The runner pulls token counts off the `claude --output-format json`
metadata and converts to cents using the same price table as Spryng's
Anthropic provider adapter. The `cost_cents_delta` field on the
progress callback aggregates planning + execution costs.

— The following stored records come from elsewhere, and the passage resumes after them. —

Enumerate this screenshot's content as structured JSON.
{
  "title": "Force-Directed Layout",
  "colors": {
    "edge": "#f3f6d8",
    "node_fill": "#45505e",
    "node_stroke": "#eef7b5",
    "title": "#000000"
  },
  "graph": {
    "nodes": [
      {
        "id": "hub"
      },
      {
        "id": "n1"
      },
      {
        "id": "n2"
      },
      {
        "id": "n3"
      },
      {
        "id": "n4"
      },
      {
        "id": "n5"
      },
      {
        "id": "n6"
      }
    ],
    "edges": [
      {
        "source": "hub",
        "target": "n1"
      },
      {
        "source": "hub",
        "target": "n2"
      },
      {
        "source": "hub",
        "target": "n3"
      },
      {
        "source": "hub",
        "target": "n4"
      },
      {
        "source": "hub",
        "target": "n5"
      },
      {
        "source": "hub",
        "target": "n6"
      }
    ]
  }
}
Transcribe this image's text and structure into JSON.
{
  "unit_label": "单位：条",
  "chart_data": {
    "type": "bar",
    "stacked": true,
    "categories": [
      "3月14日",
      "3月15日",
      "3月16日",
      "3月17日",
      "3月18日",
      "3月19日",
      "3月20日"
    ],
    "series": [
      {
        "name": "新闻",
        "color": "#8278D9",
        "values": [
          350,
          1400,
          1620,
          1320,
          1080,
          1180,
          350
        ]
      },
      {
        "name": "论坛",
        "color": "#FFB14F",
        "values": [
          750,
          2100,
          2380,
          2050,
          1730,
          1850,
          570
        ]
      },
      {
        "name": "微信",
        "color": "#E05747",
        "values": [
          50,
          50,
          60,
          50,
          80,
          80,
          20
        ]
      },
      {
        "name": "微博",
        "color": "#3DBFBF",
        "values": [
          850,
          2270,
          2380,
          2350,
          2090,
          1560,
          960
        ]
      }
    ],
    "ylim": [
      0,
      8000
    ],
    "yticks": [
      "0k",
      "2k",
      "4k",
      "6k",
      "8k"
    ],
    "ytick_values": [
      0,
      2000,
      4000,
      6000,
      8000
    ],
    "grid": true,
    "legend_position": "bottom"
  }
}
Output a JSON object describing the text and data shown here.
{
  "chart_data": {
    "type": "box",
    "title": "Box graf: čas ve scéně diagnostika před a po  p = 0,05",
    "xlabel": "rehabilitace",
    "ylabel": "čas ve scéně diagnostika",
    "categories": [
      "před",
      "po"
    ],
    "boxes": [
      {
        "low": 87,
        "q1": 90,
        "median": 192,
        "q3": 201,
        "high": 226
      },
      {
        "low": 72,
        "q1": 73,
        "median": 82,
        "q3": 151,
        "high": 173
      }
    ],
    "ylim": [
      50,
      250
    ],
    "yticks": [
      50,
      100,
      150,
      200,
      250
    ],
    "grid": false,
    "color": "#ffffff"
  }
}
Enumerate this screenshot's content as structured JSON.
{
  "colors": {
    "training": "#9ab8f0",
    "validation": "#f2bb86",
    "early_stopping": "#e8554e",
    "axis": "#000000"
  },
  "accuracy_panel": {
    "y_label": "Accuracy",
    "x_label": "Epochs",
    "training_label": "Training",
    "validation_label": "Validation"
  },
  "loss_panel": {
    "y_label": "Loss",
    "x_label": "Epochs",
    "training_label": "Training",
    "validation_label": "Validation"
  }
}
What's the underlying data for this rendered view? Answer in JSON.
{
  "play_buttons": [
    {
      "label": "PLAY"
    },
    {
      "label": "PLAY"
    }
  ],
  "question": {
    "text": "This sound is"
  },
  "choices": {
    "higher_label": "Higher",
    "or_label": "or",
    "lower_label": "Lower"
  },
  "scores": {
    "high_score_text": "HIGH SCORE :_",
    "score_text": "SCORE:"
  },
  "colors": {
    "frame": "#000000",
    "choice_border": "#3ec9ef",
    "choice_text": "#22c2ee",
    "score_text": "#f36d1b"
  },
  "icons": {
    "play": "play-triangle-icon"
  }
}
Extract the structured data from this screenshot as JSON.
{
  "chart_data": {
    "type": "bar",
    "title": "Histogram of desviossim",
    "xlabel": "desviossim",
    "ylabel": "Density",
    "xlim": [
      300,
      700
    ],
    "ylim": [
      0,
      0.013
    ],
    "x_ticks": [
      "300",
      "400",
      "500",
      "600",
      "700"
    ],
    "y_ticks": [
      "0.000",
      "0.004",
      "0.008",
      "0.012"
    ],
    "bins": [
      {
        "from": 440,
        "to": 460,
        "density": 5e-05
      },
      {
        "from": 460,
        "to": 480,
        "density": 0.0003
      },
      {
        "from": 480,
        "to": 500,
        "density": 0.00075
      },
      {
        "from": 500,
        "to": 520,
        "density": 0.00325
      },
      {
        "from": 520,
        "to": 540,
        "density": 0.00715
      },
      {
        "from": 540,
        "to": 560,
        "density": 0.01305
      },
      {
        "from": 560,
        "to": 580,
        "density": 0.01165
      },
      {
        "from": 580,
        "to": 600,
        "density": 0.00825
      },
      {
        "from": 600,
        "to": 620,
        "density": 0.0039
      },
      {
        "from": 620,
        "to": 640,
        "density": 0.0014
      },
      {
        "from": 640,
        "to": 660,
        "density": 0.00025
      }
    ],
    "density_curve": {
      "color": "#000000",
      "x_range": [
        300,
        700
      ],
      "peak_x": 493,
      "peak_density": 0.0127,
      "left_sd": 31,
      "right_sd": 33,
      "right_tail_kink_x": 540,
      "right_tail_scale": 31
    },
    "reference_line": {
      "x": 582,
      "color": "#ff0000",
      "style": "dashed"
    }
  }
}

Update [`claude_runner.py`](runner/claude_runner.py) `_PRICE_TABLE`
when Anthropic pricing changes; mirror the same edit on Spryng's
[`anthropic_adapter.py`](../MassSense/web_app/apps/ai_intelligence/providers/anthropic_adapter.py)
to keep the two sides honest.

---

## Tests

```bash
pip install -e .[dev]
pytest -v
```

The test suite mocks both the `claude` subprocess and Spryng's
callbacks so it runs hermetically. Coverage:

- `/healthz` doesn't require auth, returns version
- All other endpoints reject missing / wrong tokens
- `POST /jobs` accepts the payload shape and starts the orchestration
- `GET /jobs/<id>` returns the correct state shape
- `POST /jobs/<id>/cancel` and `/jobs/by-run/<run_id>/cancel` both work
- Idempotent cancel on terminal jobs
- Pydantic rejects malformed payloads with 422

---

## Production checklist

1. **Generate the auth token** (32+ bytes random) and store both
   ends — `RUNNER_AUTH_TOKEN` in the runner's env, same value in
   Spryng's `AgentRuntimeConfig.api_credential`.
2. **Provision `ANTHROPIC_API_KEY`** in the runner's env (Secrets
   Manager / SSM SecureString — same pattern as Spryng's keys).
3. **Lock the callback allow-list** to your Spryng hostnames.
4. **Set `max_wallclock_seconds`** on the AgentRuntimeConfig to match
   your tolerance for stuck runs (default 1800s).
5. **Set `max_cost_cents_per_run`** on the AgentRuntimeConfig — the
   runner reports cumulative cost and Spryng's dispatcher fails the
   run when it exceeds this cap.
6. **Run behind a reverse proxy** (nginx / ALB) with TLS termination.
   The runner trusts `X-Forwarded-For` via `--proxy-headers`.
7. **Health checks** — point your orchestrator's liveness probe at
   `GET /healthz`.
8. **Logs** — uvicorn writes structured access logs to stdout;
   forward them to your usual aggregator.

---

## Spec deviation note

The unified spec at [`BOARD_AI_AGENTS_UNIFIED_SPEC.md`](../BOARD_AI_AGENTS_UNIFIED_SPEC.md)
§E.4 calls for a strategy-pattern driver layer in Spryng plus an
out-of-process compute that owns the subprocess. The driver layer
lives at [`runtimes/claude_code.py`](../MassSense/web_app/apps/agent_runs/runtimes/claude_code.py);
this repo IS the out-of-process compute. The HTTP protocol is the
contract — both sides version it together.

When Spryng's adapter changes (new fields on the payload, new
endpoint expectations), update [`models.py`](runner/models.py) here
in lockstep and bump the `version` in `pyproject.toml`.